Schlösser- und Residenzen-Tour

Die Fürstbischöfliche Residenz in Eichstätt
Das Residenzschloss in Neuburg an der Donau
Kloster Scheyern

Eine traumhafte Kultur-Tour mitten in Bayern zu prächtigen Residenzen von Fürsten und Fürstbischöfen

Los geht es in Eichstätt, der traditionsreichen Bischofsstadt. Bei einer halbstündigen Führung taucht man ein in den barocken Prunk der ehemals Fürstbischöflichen Residenz. Das Treppenhaus ist ein Werk Mauritio Pedettis, dem letzten Eichstätter Hofbaudirektor. Auf Sockel gestellte Putten, die die vier Elemente darstellen, begleiten den Anstieg ins zweite Obergeschoss. Sie stammen wie die Stuckaturen von Johann Jakob Berg. Das Prunkstück der Eichstätter Residenz ist der Spiegelsaal im zweiten Obergeschoss.

Nur wenige Kilometer weiter zeigt Beilngries mit Schloss Hirschberg, wie harmonisch sich romantische, spätbarocke und moderne Architektur zusammenfügen. Bereits von 1305 bis 1806 im Besitz der Eichstätter Fürstbischofe dient es heute als Bildungs- und Exerzitienhaus.

Auf der Weiterfahrt nach Altmannstein lohnt sich ein kurzer Abstecher: Burg Prunn bei Riedenburg gilt als eine der schönsten Burgen Süddeutschlands. Schloss Hexenagger bei Altmannstein ist in Privatbesitz und öffnet seine Pforten nur für Veranstaltungen wie die exklusive Verkaufsausstellung "Garten & Natur" oder den bekannten Weihnachtsmarkt mit Lichterzauber. Für Hochzeiten oder Tagungen sind die edlen Räumlichkeiten jederzeit buchbar.

Das Neue Schloss in Ingolstadt ist aus heutiger Sicht gar nicht mehr neu: Bereits 1418 legte Ludwig der Gebartete den Grundstein für die Neue Veste, in deren Zentrum sich eindrucksvoll das Neue Schloss als einer der bedeutensten gotischen Profanbauten Deutschlands erhebt. Es beherbergt das Bayerische Armeemuseum: historische Waffen, Rüstungen und Zinnfiguren. In über 35 Räumen findet der Besucher militärische Zeugnisse aus einem halben Jahrhundert, wobei die eindrucksvolle Innenarchitektur zum zusätzlichen Erlebnis beim Rundgang wird.

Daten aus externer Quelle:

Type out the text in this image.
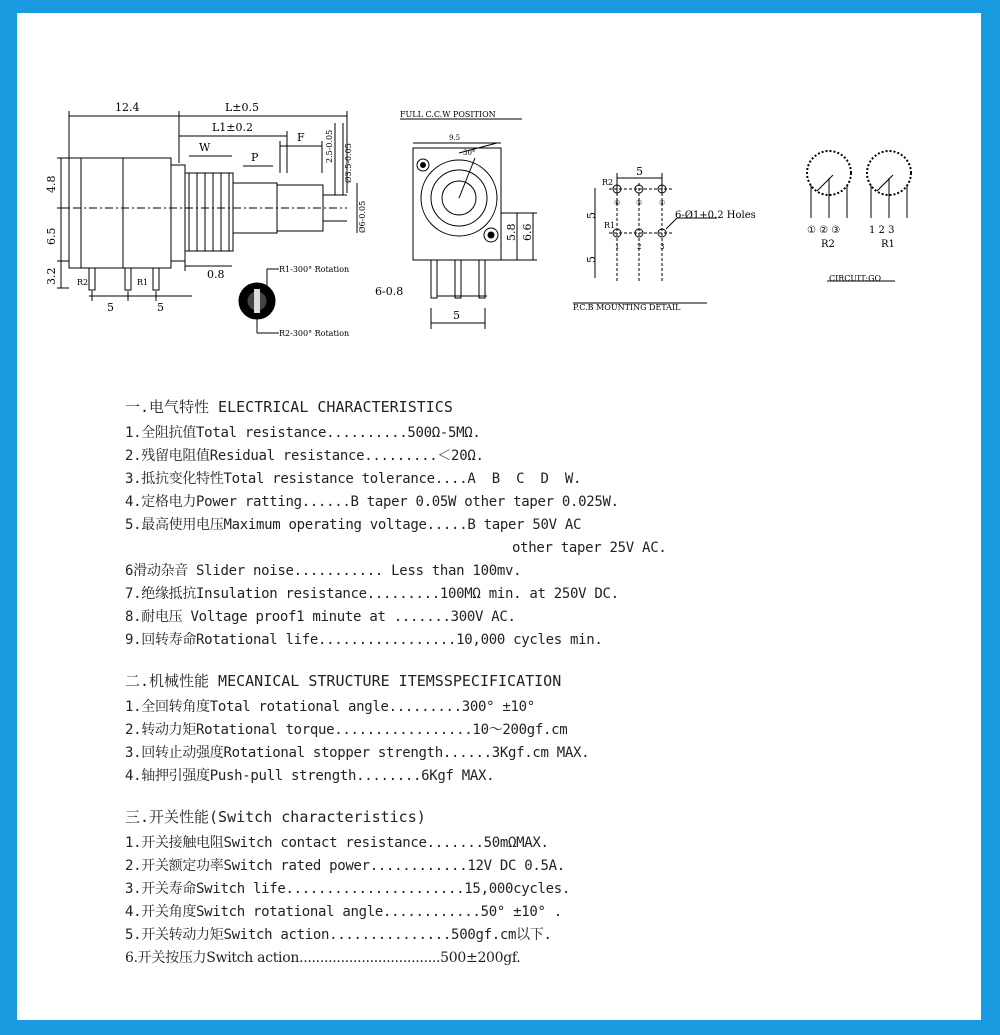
12.4	L±0.5
L1±0.2
W
F
P	2.5-0.05 Ø3.5-0.05
Ø6-0.05
4.8
6.5
3.2 R2	R1
5	5
0.8	R1-300° Rotation
R2-300° Rotation
FULL C.C.W POSITION
9.5
30°
5.8 6.6
6-0.8
5
P.C.B MOUNTING DETAIL
5
5
5
R2
R1
⑥ ⑤ ④
1	2	3
6-Ø1+0.2 Holes
CIRCUIT:GO
① ② ③	1 2 3
R2	R1
一.电气特性 ELECTRICAL CHARACTERISTICS
1.全阻抗值Total resistance..........500Ω-5MΩ.
2.残留电阻值Residual resistance.........＜20Ω.
3.抵抗变化特性Total resistance tolerance....A  B  C  D  W.
4.定格电力Power ratting......B taper 0.05W other taper 0.025W.
5.最高使用电压Maximum operating voltage.....B taper 50V AC
other taper 25V AC.
6滑动杂音 Slider noise........... Less than 100mv.
7.绝缘抵抗Insulation resistance.........100MΩ min. at 250V DC.
8.耐电压 Voltage proof1 minute at .......300V AC.
9.回转寿命Rotational life.................10,000 cycles min.
二.机械性能 MECANICAL STRUCTURE ITEMSSPECIFICATION
1.全回转角度Total rotational angle.........300° ±10°
2.转动力矩Rotational torque.................10～200gf.cm
3.回转止动强度Rotational stopper strength......3Kgf.cm MAX.
4.轴押引强度Push-pull strength........6Kgf MAX.
三.开关性能(Switch characteristics)
1.开关接触电阻Switch contact resistance.......50mΩMAX.
2.开关额定功率Switch rated power............12V DC 0.5A.
3.开关寿命Switch life......................15,000cycles.
4.开关角度Switch rotational angle............50° ±10° .
5.开关转动力矩Switch action...............500gf.cm以下.
6.开关按压力Switch action..................................500±200gf.
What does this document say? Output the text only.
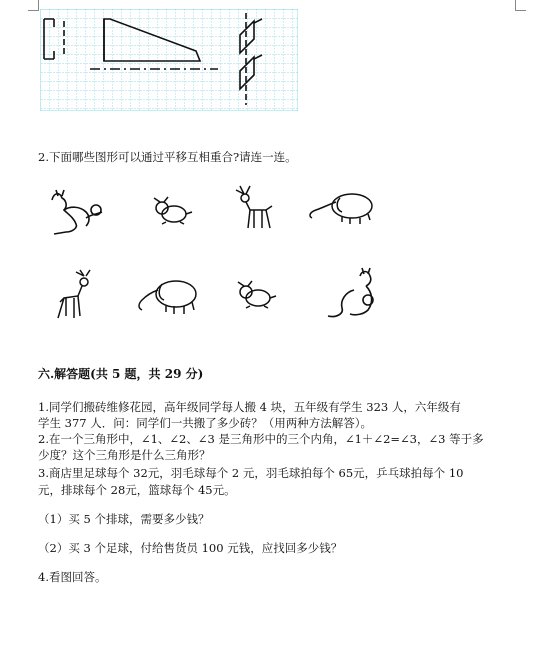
2.下面哪些图形可以通过平移互相重合?请连一连。
六.解答题(共 5 题，共 29 分)
1.同学们搬砖维修花园，高年级同学每人搬 4 块，五年级有学生 323 人，六年级有
学生 377 人．问：同学们一共搬了多少砖？（用两种方法解答）。
2.在一个三角形中，∠1、∠2、∠3 是三角形中的三个内角，∠1＋∠2=∠3，∠3 等于多
少度？这个三角形是什么三角形？
3.商店里足球每个 32元，羽毛球每个 2 元，羽毛球拍每个 65元，乒乓球拍每个 10
元，排球每个 28元，篮球每个 45元。
（1）买 5 个排球，需要多少钱？
（2）买 3 个足球，付给售货员 100 元钱，应找回多少钱？
4.看图回答。
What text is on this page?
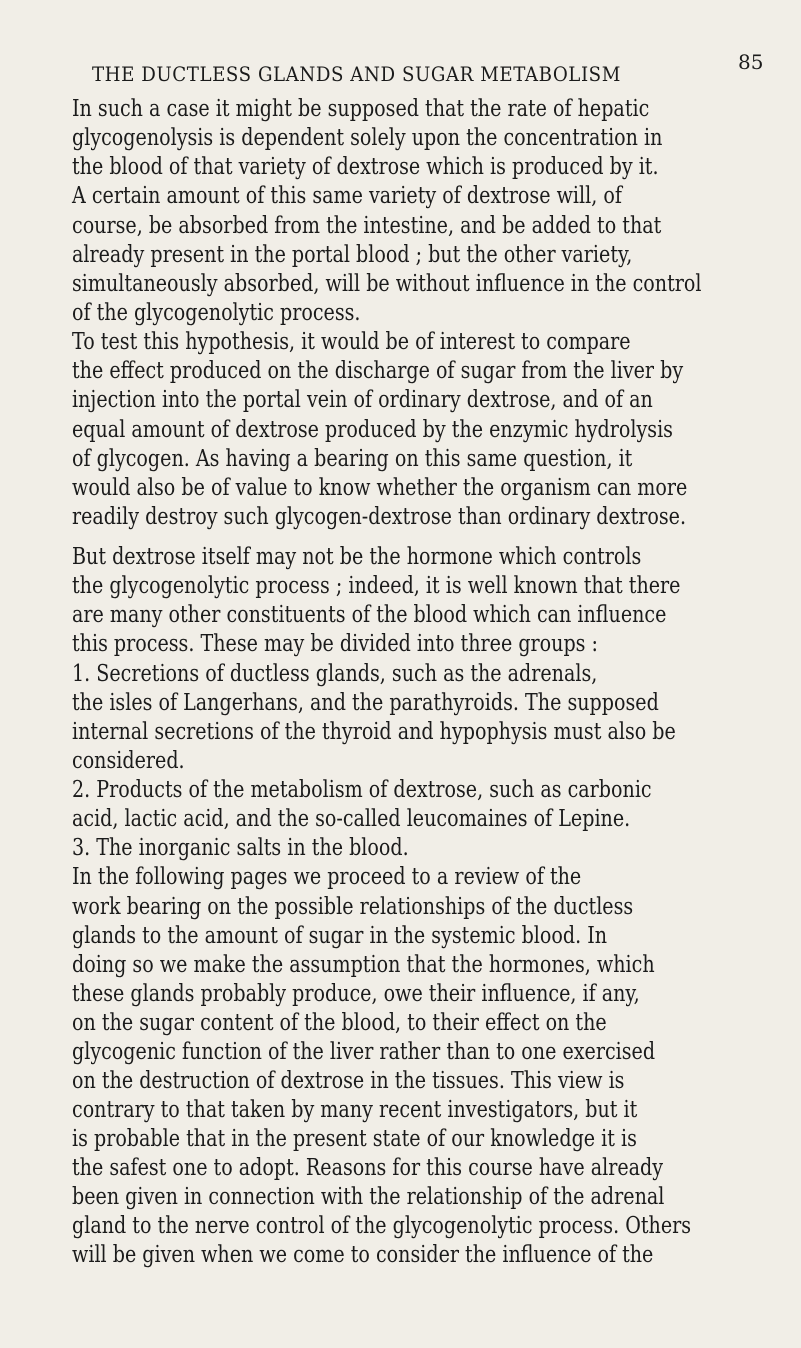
THE DUCTLESS GLANDS AND SUGAR METABOLISM	85
In such a case it might be supposed that the rate of hepatic
glycogenolysis is dependent solely upon the concentration in
the blood of that variety of dextrose which is produced by it.
A certain amount of this same variety of dextrose will, of
course, be absorbed from the intestine, and be added to that
already present in the portal blood ; but the other variety,
simultaneously absorbed, will be without influence in the control
of the glycogenolytic process.
To test this hypothesis, it would be of interest to compare
the effect produced on the discharge of sugar from the liver by
injection into the portal vein of ordinary dextrose, and of an
equal amount of dextrose produced by the enzymic hydrolysis
of glycogen. As having a bearing on this same question, it
would also be of value to know whether the organism can more
readily destroy such glycogen-dextrose than ordinary dextrose.
But dextrose itself may not be the hormone which controls
the glycogenolytic process ; indeed, it is well known that there
are many other constituents of the blood which can influence
this process. These may be divided into three groups :
1. Secretions of ductless glands, such as the adrenals,
the isles of Langerhans, and the parathyroids. The supposed
internal secretions of the thyroid and hypophysis must also be
considered.
2. Products of the metabolism of dextrose, such as carbonic
acid, lactic acid, and the so-called leucomaines of Lepine.
3. The inorganic salts in the blood.
In the following pages we proceed to a review of the
work bearing on the possible relationships of the ductless
glands to the amount of sugar in the systemic blood. In
doing so we make the assumption that the hormones, which
these glands probably produce, owe their influence, if any,
on the sugar content of the blood, to their effect on the
glycogenic function of the liver rather than to one exercised
on the destruction of dextrose in the tissues. This view is
contrary to that taken by many recent investigators, but it
is probable that in the present state of our knowledge it is
the safest one to adopt. Reasons for this course have already
been given in connection with the relationship of the adrenal
gland to the nerve control of the glycogenolytic process. Others
will be given when we come to consider the influence of the
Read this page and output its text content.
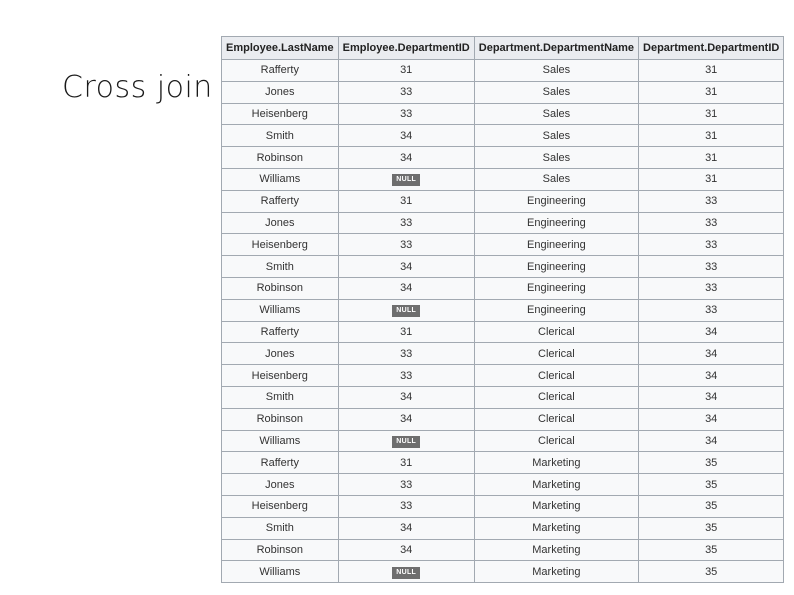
Cross join
Employee.LastName	Employee.DepartmentID	Department.DepartmentName	Department.DepartmentID
Rafferty	31	Sales	31
Jones	33	Sales	31
Heisenberg	33	Sales	31
Smith	34	Sales	31
Robinson	34	Sales	31
Williams	NULL	Sales	31
Rafferty	31	Engineering	33
Jones	33	Engineering	33
Heisenberg	33	Engineering	33
Smith	34	Engineering	33
Robinson	34	Engineering	33
Williams	NULL	Engineering	33
Rafferty	31	Clerical	34
Jones	33	Clerical	34
Heisenberg	33	Clerical	34
Smith	34	Clerical	34
Robinson	34	Clerical	34
Williams	NULL	Clerical	34
Rafferty	31	Marketing	35
Jones	33	Marketing	35
Heisenberg	33	Marketing	35
Smith	34	Marketing	35
Robinson	34	Marketing	35
Williams	NULL	Marketing	35
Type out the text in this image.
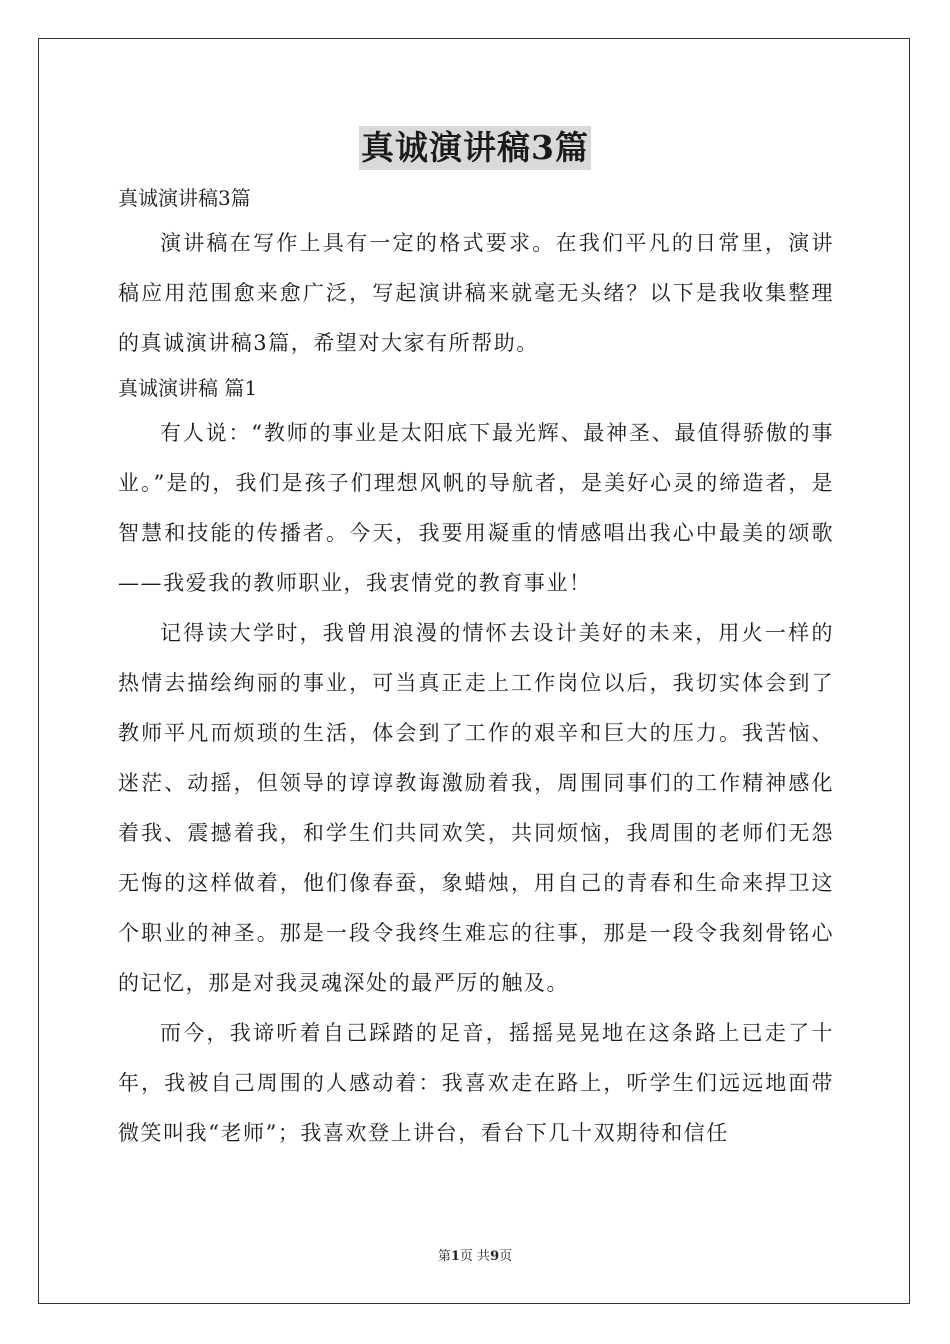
真诚演讲稿3篇

真诚演讲稿3篇

演讲稿在写作上具有一定的格式要求。在我们平凡的日常里，演讲稿应用范围愈来愈广泛，写起演讲稿来就毫无头绪？以下是我收集整理的真诚演讲稿3篇，希望对大家有所帮助。

真诚演讲稿 篇1

有人说：“教师的事业是太阳底下最光辉、最神圣、最值得骄傲的事业。”是的，我们是孩子们理想风帆的导航者，是美好心灵的缔造者，是智慧和技能的传播者。今天，我要用凝重的情感唱出我心中最美的颂歌——我爱我的教师职业，我衷情党的教育事业！

记得读大学时，我曾用浪漫的情怀去设计美好的未来，用火一样的热情去描绘绚丽的事业，可当真正走上工作岗位以后，我切实体会到了教师平凡而烦琐的生活，体会到了工作的艰辛和巨大的压力。我苦恼、迷茫、动摇，但领导的谆谆教诲激励着我，周围同事们的工作精神感化着我、震撼着我，和学生们共同欢笑，共同烦恼，我周围的老师们无怨无悔的这样做着，他们像春蚕，象蜡烛，用自己的青春和生命来捍卫这个职业的神圣。那是一段令我终生难忘的往事，那是一段令我刻骨铭心的记忆，那是对我灵魂深处的最严厉的触及。

而今，我谛听着自己踩踏的足音，摇摇晃晃地在这条路上已走了十年，我被自己周围的人感动着：我喜欢走在路上，听学生们远远地面带微笑叫我“老师”；我喜欢登上讲台，看台下几十双期待和信任

第1页 共9页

Nun kann man sich entscheiden - zu einem Abstecher zum Benediktinerkloster Scheyern oder zur direkten Weiterfahrt nach Neuburg an der Donau. Wer sich für das Kloster Scheyern entscheidet, freut sich nicht nur auf eine stärkende Rast im gemütlichen Klosterbiergarten: Mit dem Kloster Scheyern besichtigt man die ehemalige Stammburg der Grafen von Schyren und damit des späteren bayerischen Königsgeschlechts der Wittelsbacher. Seit 1180 ist das Kloster im Besitz einer Reliquie des Heiligen Kreuzes. Klosterbibliothek und Sakristei gelten als Kleinodien des Barock.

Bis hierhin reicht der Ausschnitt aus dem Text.